Вот так же он разглядывал ее тогда, на вилле в Сен-Тропе, куда отец увез ее из России, после того, как…
– Я вижу, ты меня узнала, – удовлетворенно кивнул Карл. – Прекрасно. К сожалению, мне не сразу стало известно, что с тобой произошло, хотя с самой смерти твоего отца я старался не выпускать тебя из виду. Почему? – с улыбкой добавил он, очевидно прочитав вопрос в глазах Софии. – Ну, скажем, ты всегда представлялась мне интересным человеческим экземпляром. Но, зная твой норов, я не желал осложнять тебе и себе жизнь, проявляя свое любопытство слишком открыто. Ну-ну, не напрягайся так. Я не пытаюсь сказать, что тайно следил за тобой, считая занимательной безумицей. Признаться откровенно, у меня и сейчас вызывает большие сомнения твой диагноз. Собственно, именно поэтому я здесь.
София, не понимая, к чему клонит этот пышущий здоровьем и благополучием человек из прошлого, не выдавала никакой реакции на его слова, лишь смотрела выжидательно. Карл же мерил ее проницательным взглядом и в какую-то секунду, словно разглядев что-то, соответствовавшее его ожиданиям, усмехнулся уголком рта.
– Мне сказали, что ты не можешь говорить. Это правда? – и, не дождавшись ответа от Софии, добавил: – Ну же, Софи, ведь ты онемела, а не оглохла и вполне можешь подать мне знак. Кивнуть, качнуть головой. Но ты не делаешь этого. Интересно, почему? Ведь ты понимаешь меня, я вижу… Может быть, речь тебе уже снова подвластна, но ты отчего-то боишься это выдать? Не желаешь вступать в коммуникацию с несправедливо обошедшимся с тобой миром? Или боишься чего-то? Скорее второе, я прав? Ты здесь как попавшийся в силки волк, озлобленный и опасающийся сразу всего, но одержимый жаждой мести. Верно?
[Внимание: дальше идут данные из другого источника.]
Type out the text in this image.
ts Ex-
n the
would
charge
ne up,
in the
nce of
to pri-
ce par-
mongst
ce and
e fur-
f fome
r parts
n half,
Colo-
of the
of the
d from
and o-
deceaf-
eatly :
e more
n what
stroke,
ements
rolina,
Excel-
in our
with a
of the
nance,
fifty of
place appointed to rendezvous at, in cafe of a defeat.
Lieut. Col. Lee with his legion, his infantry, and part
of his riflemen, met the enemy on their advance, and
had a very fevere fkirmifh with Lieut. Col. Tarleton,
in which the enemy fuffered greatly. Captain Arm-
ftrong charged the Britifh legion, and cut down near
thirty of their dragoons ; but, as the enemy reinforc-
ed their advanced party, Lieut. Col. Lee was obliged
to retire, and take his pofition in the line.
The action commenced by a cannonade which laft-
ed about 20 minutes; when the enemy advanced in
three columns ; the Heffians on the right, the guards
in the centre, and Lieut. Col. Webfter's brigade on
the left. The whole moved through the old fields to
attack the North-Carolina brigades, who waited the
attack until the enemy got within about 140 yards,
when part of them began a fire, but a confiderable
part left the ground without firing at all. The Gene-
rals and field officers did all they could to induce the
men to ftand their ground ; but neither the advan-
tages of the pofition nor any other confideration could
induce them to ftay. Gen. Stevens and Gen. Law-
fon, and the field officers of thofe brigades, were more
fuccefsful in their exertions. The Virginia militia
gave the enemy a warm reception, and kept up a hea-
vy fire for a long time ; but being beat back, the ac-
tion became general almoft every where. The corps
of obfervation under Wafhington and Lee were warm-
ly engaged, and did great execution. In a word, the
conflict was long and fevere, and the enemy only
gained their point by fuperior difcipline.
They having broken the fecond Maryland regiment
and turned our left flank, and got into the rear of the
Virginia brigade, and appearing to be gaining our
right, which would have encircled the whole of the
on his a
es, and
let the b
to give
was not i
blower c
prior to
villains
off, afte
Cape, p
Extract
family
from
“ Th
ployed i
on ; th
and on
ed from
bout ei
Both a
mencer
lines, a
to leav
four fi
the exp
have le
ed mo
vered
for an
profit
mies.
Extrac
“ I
У Софии похолодели пальцы. Как этот немец со взглядом, подобным лазерному лучу, ухитрился всего за несколько минут общения разгадать ее секрет, который здешние медики не смогли раскрыть, наблюдая ее двадцать четыре часа в сутки. Что еще ему было известно о ней?
Стараясь не выдать своего страха, она раздраженно дернула плечом, словно давая понять – переходите к сути дела, я не собираюсь поддаваться на ваши провокации. И Карл негромко рассмеялся ее жесту.
Главврач, потеребив пуговицу на обшлаге белого халата, вставил по-русски:
– Пациентка Савинова все еще не разговаривает. Эээ… not speak… You understand?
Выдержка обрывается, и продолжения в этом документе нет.